Clever metaphors from Keynes

I liked this part, even though I don't think AD is always the key factor:

Some people seem to infer from this that output and income can be raised by increasing the quantity of money.  But this is like trying to get fat by buying a larger belt.  In the United States to-day your belt is plenty big enough for your belly.  It is a most misleading thing to stress the quantity of money, which is only a limiting factor, rather than the volume of expenditure, which is the operative factor.

That's Keynes, writing to Roosevelt.  The letter is interesting throughout, how about this part:

I put in the second place [as a priority] the maintenance of cheap and abundant credit
and in particular the reduction of the long-term rates of interest. The
turn of the tide in great Britain is largely attributable to the
reduction in the long-term rate of interest which ensued on the success
of the conversion of the War Loan.

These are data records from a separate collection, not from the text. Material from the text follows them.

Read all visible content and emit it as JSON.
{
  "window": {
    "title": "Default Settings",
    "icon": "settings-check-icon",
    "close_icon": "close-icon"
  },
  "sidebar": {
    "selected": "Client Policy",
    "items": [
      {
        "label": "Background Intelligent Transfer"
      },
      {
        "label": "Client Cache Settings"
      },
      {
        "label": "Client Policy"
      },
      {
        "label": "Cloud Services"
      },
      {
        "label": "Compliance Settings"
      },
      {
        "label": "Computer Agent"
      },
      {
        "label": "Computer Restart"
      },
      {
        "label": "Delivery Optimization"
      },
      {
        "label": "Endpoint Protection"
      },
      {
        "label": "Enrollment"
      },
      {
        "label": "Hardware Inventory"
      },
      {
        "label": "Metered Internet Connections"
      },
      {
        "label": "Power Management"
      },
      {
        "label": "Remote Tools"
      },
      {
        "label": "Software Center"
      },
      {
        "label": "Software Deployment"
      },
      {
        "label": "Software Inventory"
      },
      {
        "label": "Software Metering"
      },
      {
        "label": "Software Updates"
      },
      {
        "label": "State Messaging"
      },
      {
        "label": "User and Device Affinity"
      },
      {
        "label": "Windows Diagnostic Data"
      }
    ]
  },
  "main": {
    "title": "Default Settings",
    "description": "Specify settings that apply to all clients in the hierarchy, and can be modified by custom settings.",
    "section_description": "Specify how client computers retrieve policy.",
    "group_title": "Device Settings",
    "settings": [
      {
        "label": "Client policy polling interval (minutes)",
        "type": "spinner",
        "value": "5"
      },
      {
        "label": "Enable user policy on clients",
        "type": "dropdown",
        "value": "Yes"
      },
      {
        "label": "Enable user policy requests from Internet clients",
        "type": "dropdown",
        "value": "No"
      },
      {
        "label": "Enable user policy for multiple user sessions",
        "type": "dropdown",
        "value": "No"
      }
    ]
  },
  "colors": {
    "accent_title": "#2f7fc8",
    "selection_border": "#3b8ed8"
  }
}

This was deliberately engineered by
means of the open-market policy of the Bank of England. I see no reason
why you should not reduce the rate of interest on your long-term
Government Bonds to 2½ per cent or less with favourable repercussions
on the whole bond market, if only the Federal Reserve System would
replace its present holdings of short-dated Treasury issues by
purchasing long-dated issues in exchange. Such a policy might become
effective in the course of a few months, and I attach great importance
to it.

That's exactly what the Fed has been stressing and what Robert Lucas has advocated as well.